Magnifique et troublant.
La Jetée est un court métrage de science fiction, post-apocalyptique dans la forme d’une « roman photo ». Si l’idée est simple, le traitement est surprenant.
Il faut apprécier la qualité des photos : ce grain peu usé, cadrage, les traitement du noir et blanc, proportions, contrastes, ces en partie par ces éléments que passe une partie du sens du film. Tout est déjà forcément concentré dans un court métrage, mais il y a tellement plus que ce que raconte la voix, qui passe à travers l’image en-soi : une évidence, et pourtant, combien laissé de côté dans la plupart des film aujourd’hui. Les sensations de douceur exprimées à travers les courbes multipliées, les horizontales, les contrastes, légers, les images lumineuses, et le choc, le désarroi, c’est des verticales, abruptes, contrastes violents, blanc intense contre noir profond, le visage dur du gardien taillé dans un bloc d’ombre tranchant les courbes douces et lumineuse des « souvenirs » ou encore le personnage, scellé dans sa diagonale, dans un cadre désaxé, tandis qu’il tente désespérément de s’échapper sur le quais… L’image parle ! …Non il ne s’agit pas de « photos de vacances » prises à l’arrachée !

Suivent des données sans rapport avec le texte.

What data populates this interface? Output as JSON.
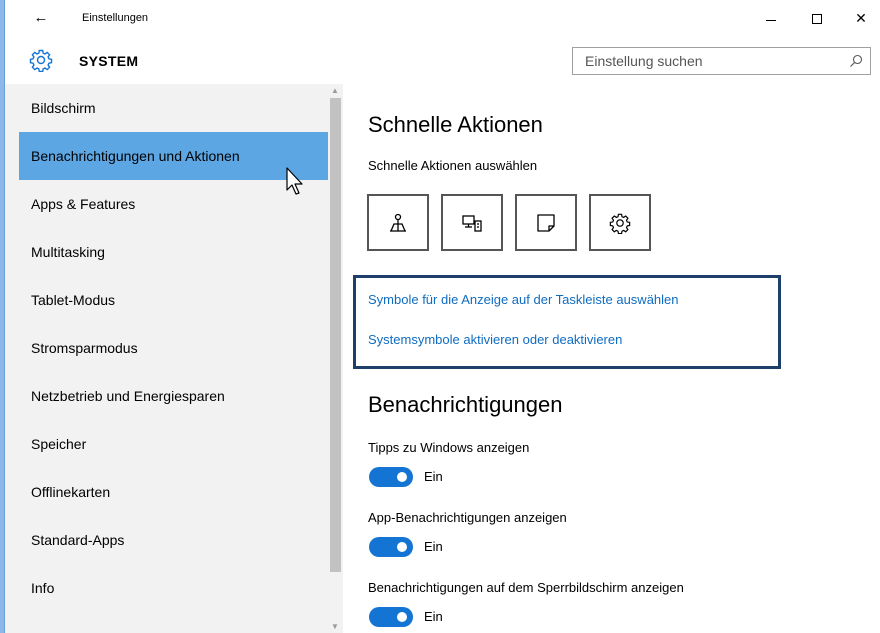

Puis c’est le montage qui parle, il donne le rythme, en une adéquation étroite du propos et de la forme chosie : image battante au rythme d’un cœur qui s’emballe de peur, image qui glissent en fondus dans un moments de douceur partagée dans un lit, glissant de plus en plus vite jusqu’à sembler en mouvement… puis un mouvement, fugitif, une seconde à peine de « cinémas » tandis « qu’elle » regarde la caméra. C’est beau, simplement. Et cela est si proche de cet effort terrible que l’on fait soi-même pour préserver parfois nos quelques moments de sublime : Ne sont-ils pas figé dans des images, plus ou moins floues, retouchées ? Parvient-on à réellement souvent se souvenir d’un mouvement ?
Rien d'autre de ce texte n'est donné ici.